I am new to Monte Carlo simulation and have a question. What is the connection between the standard errors of the estimates that we normally get from a regression and standard deviation of sampling distribution for the same parameter that we get from MC simulation. I notice that the mean of these two over several repetitions are very close. Conceptually I can understand that they should be close but still I am not quite clear about it! and what do we understand if these two values are not close? Is there any theoretical proof to show the connection between these two? Any clarification is much appreciated.
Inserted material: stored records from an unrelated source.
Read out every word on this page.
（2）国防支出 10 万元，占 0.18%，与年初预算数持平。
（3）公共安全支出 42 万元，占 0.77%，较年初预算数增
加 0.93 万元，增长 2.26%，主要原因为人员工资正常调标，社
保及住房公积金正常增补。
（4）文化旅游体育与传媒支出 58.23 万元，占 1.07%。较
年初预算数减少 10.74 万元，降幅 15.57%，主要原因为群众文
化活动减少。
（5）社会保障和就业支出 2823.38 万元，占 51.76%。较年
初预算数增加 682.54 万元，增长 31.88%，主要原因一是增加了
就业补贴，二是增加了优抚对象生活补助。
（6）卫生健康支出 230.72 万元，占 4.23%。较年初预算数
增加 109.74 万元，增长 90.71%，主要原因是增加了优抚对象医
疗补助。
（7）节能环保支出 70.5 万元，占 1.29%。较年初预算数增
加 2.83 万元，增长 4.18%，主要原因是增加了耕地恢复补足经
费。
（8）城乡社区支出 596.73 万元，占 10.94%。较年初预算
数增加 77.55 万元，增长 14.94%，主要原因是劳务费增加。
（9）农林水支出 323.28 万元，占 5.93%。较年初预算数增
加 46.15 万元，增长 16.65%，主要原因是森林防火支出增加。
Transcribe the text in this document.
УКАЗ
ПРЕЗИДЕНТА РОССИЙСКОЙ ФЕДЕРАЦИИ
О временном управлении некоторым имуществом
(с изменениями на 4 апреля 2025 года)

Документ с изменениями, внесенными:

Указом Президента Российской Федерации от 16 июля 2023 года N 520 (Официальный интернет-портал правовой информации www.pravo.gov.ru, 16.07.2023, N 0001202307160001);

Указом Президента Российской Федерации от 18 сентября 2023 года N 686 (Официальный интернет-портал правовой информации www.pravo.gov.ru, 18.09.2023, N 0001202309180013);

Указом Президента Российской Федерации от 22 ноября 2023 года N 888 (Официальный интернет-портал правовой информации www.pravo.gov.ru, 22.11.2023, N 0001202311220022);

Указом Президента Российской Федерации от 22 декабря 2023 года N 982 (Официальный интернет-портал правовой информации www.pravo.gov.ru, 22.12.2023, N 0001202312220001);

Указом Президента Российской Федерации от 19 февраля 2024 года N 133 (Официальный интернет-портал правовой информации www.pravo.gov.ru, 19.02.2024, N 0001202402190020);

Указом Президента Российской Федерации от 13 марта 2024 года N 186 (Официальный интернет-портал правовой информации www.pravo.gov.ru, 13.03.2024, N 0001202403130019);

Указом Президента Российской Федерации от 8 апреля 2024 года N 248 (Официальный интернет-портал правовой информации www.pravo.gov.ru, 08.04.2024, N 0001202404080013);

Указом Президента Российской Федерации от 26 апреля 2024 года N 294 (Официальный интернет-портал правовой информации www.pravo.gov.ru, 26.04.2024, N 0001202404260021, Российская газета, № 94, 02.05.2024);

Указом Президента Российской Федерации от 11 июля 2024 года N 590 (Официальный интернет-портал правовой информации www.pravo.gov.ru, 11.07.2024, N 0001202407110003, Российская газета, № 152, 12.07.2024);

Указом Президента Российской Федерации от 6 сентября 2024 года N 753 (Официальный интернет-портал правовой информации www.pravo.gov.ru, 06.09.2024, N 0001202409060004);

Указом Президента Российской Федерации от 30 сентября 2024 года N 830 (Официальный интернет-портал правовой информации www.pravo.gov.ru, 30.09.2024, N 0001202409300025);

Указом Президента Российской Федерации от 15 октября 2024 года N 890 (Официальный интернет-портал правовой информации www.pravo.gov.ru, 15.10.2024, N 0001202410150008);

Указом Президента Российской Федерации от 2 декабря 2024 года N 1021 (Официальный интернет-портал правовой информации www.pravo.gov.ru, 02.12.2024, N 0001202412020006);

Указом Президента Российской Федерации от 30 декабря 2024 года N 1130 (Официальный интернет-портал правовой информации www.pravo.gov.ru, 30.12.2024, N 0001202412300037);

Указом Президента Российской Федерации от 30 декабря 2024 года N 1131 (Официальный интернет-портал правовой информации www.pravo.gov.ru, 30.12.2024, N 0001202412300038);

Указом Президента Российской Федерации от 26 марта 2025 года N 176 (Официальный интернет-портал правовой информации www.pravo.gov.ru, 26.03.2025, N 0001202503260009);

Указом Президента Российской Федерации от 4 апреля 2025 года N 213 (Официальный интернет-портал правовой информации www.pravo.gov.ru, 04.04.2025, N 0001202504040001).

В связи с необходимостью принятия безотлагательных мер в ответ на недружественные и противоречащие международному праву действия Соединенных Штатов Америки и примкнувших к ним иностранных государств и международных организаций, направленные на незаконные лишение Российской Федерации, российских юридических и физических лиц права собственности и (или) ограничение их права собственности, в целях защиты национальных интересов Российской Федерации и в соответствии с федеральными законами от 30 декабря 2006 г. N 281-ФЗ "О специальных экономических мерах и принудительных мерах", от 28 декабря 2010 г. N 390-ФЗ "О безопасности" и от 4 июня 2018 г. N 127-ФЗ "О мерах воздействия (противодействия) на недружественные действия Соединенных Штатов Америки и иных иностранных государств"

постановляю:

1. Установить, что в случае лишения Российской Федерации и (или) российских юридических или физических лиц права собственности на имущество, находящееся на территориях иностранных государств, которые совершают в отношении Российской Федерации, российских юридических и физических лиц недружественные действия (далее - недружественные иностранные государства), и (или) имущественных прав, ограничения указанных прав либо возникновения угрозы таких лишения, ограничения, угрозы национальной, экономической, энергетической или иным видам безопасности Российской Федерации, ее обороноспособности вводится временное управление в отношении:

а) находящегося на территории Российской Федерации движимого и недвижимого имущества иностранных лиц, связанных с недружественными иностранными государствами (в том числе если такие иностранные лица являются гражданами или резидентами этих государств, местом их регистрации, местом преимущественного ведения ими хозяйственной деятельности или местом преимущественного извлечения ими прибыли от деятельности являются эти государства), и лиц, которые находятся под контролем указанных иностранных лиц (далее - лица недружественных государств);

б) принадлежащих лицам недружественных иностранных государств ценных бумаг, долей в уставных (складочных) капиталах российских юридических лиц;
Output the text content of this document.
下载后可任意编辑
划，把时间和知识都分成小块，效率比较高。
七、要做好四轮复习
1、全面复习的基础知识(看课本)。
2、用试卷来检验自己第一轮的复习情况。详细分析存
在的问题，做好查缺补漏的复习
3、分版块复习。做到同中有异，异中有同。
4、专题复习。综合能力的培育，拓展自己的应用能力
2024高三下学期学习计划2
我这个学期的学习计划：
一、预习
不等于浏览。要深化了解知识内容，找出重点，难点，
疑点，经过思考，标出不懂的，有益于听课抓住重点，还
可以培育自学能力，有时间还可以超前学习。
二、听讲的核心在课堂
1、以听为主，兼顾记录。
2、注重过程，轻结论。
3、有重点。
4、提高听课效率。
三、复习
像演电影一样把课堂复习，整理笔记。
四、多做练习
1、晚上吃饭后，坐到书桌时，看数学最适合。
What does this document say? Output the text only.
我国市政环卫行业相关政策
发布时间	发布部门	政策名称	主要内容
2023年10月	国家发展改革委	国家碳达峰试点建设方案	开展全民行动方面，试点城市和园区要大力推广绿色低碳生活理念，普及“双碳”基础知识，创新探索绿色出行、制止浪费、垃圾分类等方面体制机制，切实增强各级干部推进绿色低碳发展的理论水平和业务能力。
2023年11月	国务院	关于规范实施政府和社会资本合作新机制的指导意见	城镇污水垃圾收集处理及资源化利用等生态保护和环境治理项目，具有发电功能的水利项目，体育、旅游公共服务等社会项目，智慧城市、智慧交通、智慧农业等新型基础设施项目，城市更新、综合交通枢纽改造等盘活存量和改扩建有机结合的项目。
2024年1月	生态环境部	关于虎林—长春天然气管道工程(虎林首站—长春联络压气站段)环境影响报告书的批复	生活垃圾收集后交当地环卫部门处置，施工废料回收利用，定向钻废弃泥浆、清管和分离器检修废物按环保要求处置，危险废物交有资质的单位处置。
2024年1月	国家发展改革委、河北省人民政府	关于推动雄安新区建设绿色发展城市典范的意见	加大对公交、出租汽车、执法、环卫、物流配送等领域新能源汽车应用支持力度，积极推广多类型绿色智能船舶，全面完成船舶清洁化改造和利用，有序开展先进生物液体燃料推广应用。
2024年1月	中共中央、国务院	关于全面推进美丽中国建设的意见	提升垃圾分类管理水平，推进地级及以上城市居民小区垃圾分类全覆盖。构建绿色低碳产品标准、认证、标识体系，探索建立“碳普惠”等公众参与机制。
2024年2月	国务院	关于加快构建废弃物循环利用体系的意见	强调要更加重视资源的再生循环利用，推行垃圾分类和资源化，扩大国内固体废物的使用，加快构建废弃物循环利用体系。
Monte Carlo – Standard Deviation of Estimated Parameters in Monte Carlo Simulation
monte carloregressionstandard deviationstandard error
Best Answer
This is a great question. If we conceptualize repeating the experiment an infinite number of times then there is a one true standard error that we will never know. The standard error estimate produced my most regression packages replaces unknown parameters with estimates of these parameters. When you perform a simulation you can capture the estimated standard error in each simulated run and then plot these using a histogram. This shows the sampling variability of the standard error estimator. You can compare these standard error estimates to the Monte Carlo standard error. The Monte Carlo standard error can be brought arbitrarily close to the one true standard error with enough simulated runs.
In non-normal models the Wald, score, and likelihood ratio tests treat the estimated standard error as known (as if it is the one true standard error). In a normal model the t- and F- tests are special in that they account for the sampling variability of the standard error estimator.